We know that HP contemplated a so-called “merger of equals” with data storage giant EMC earlier this year, but couldn’t agree on terms. One sticking point may have been the premium that HP was willing to pay for EMC, but another was the operations drag that PCs and printing would exert on the combined company. There’s no way EMC CEO Joe Tucci, who’s due for retirement next year, would want to leave that company in potentially worse shape than he found it, so a combination including PCs and printing would have been a non-starter.

In theory, HP might be able to negotiate more favorable terms with EMC after the split, making the possibility of a new round of merger talks a distinct possibility. But another bidder could also emerge and offer shareholders of both companies better terms. Who might it be?

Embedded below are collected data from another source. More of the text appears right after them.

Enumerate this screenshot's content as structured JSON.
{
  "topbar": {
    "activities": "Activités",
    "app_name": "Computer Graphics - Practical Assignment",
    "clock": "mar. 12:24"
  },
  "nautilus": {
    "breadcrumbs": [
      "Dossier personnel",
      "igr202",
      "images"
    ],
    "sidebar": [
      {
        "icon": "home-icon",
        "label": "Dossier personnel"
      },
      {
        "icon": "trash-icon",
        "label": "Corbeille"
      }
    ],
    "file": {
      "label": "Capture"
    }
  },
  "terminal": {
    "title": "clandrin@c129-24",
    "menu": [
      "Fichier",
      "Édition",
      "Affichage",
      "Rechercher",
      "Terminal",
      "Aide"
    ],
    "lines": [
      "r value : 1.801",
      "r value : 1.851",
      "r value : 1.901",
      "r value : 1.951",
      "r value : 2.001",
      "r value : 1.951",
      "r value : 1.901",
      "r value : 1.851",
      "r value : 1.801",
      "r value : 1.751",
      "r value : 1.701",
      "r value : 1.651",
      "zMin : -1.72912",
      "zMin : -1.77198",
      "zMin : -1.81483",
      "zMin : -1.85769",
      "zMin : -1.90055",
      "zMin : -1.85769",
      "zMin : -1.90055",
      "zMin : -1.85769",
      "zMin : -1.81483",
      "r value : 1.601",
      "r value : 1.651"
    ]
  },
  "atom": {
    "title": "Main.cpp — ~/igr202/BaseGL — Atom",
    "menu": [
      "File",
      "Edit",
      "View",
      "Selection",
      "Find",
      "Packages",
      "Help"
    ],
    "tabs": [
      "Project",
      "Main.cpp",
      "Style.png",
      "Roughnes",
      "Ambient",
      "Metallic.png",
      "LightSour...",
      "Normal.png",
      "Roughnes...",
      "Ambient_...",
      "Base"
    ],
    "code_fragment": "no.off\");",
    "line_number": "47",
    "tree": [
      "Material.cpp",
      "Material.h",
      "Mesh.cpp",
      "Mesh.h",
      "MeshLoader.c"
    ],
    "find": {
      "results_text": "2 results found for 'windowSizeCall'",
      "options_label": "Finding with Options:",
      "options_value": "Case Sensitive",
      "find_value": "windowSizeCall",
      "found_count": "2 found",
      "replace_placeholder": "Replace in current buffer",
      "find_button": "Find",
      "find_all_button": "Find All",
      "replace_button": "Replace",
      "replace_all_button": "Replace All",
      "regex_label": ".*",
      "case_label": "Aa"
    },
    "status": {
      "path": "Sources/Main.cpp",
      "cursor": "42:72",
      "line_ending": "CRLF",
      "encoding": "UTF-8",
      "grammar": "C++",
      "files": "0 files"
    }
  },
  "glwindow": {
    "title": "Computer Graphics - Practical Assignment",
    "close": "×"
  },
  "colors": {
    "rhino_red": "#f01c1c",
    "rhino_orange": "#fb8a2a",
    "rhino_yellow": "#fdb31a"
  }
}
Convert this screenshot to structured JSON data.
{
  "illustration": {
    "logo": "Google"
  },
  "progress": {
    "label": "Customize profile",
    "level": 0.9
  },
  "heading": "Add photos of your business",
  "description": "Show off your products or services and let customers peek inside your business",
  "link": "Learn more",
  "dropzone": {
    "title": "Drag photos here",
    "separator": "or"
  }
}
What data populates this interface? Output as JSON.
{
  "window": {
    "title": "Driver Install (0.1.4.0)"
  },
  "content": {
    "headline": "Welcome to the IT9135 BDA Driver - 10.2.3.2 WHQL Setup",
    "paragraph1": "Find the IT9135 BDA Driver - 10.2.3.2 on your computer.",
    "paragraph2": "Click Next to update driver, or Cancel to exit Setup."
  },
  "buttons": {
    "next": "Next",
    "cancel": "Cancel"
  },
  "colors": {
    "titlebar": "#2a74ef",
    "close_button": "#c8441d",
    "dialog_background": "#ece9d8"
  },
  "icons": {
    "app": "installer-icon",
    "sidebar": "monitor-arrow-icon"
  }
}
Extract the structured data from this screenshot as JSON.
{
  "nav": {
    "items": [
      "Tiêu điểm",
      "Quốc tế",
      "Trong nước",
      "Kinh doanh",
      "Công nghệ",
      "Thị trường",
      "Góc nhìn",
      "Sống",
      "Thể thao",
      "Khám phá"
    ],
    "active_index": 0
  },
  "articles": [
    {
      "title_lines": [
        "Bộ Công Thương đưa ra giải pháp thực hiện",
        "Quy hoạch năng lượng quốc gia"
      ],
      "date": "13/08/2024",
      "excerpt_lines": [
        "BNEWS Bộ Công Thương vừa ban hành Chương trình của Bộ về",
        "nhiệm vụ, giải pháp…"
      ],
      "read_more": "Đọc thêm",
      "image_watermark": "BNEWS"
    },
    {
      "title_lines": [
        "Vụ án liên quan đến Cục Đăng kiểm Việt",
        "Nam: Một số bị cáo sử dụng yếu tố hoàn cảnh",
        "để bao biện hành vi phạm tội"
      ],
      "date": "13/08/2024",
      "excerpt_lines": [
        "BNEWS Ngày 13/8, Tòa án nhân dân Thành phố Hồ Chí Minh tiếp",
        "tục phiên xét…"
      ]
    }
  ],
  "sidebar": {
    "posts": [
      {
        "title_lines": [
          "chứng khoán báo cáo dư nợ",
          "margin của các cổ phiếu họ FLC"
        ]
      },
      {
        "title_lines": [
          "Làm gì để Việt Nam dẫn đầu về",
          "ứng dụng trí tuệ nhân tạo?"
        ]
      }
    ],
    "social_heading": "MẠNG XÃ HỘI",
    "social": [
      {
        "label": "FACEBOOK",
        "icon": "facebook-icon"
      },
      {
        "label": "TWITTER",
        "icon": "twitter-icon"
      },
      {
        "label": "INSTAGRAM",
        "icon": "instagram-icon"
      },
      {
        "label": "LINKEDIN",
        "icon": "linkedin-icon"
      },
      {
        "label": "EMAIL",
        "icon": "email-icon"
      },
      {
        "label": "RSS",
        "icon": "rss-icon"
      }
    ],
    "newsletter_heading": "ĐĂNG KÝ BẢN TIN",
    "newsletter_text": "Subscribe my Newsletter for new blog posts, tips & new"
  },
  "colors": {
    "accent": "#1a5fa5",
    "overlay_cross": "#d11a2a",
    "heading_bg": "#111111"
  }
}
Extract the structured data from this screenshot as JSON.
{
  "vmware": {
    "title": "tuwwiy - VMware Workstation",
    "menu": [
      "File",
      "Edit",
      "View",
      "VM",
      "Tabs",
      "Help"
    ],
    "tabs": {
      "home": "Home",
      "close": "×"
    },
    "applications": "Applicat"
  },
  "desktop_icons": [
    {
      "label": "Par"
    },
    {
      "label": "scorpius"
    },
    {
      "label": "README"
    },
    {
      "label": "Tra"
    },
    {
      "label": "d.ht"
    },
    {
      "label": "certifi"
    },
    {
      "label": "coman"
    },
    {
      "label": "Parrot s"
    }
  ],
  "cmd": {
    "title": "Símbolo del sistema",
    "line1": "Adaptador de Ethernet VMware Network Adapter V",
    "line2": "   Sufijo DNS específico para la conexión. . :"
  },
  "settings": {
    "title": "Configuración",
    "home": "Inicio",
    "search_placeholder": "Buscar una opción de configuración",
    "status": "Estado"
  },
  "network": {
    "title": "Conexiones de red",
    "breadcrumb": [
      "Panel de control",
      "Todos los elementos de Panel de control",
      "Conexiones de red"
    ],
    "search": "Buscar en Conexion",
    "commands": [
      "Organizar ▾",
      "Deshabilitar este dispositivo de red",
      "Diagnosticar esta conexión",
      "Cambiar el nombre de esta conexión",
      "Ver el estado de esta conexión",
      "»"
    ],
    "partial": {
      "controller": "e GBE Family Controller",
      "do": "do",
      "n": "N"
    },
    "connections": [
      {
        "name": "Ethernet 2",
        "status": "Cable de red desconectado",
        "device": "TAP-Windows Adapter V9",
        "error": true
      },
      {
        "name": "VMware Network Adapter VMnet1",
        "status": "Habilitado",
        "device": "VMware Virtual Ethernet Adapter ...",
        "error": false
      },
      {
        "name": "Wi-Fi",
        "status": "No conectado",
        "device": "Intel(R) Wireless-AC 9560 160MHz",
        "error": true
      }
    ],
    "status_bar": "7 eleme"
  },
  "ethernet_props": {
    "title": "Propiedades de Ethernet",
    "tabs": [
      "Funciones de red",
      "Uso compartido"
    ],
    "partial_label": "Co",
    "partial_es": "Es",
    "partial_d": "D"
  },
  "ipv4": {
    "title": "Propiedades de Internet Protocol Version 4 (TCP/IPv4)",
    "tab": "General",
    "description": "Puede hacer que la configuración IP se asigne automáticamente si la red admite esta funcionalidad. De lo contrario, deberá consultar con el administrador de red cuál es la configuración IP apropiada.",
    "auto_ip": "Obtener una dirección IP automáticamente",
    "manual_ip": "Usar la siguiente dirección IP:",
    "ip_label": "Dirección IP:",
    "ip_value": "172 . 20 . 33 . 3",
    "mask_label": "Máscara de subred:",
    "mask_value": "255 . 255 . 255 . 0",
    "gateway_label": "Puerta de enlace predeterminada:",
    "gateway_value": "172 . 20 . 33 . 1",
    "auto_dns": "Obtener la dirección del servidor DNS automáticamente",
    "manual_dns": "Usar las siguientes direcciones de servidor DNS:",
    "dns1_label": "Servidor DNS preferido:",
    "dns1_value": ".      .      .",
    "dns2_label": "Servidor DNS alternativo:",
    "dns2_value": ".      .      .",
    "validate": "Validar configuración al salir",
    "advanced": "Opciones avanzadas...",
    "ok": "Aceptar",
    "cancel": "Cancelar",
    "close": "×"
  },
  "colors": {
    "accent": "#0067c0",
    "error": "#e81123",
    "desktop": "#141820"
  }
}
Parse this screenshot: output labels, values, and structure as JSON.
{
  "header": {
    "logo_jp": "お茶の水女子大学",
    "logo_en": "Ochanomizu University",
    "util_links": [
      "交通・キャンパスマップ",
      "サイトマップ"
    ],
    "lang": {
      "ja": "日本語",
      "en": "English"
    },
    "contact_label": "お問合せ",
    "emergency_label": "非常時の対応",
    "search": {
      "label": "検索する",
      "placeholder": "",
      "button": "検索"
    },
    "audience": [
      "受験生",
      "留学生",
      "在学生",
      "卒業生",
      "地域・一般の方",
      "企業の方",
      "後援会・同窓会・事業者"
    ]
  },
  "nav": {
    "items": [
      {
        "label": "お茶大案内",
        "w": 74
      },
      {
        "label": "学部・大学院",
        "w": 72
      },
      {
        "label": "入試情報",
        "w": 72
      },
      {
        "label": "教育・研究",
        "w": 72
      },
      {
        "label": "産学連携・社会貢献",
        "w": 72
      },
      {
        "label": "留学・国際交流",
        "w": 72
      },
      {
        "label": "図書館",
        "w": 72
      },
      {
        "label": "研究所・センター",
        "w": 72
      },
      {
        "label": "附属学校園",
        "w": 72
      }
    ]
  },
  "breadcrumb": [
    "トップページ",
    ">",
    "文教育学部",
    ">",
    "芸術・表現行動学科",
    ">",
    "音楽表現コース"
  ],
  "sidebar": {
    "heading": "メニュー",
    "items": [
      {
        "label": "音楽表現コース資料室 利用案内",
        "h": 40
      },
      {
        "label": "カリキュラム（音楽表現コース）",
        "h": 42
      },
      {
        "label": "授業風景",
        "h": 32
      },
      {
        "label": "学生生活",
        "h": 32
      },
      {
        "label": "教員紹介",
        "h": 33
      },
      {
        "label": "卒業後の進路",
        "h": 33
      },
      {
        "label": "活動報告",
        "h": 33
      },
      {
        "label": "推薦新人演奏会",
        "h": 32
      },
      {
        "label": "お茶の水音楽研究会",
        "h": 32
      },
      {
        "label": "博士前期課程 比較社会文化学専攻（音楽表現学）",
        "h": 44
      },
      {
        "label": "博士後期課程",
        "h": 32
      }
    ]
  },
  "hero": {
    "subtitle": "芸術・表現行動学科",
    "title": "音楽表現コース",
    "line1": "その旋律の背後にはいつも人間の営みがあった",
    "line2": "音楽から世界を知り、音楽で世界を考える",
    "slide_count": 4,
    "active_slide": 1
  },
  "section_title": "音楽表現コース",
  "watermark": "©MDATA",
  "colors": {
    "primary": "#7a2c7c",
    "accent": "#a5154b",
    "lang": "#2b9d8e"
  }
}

Both Dell and Cisco Systems could make moves, should they choose to do so. Cisco has tended to be more conservative in its M&A strategy of late and has shied away from huge deals. CEO John Chambers is getting ready to retire soon, and he took the rare step of publicly slapping down speculation that he might be interested in acquiring EMC.

That leaves Dell, who, given sufficient financing at its fingertips, could contemplate an offer that would beat any all-stock transactions by offering shareholders cold, hard cash.

HP, Dell and Lenovo declined to comment.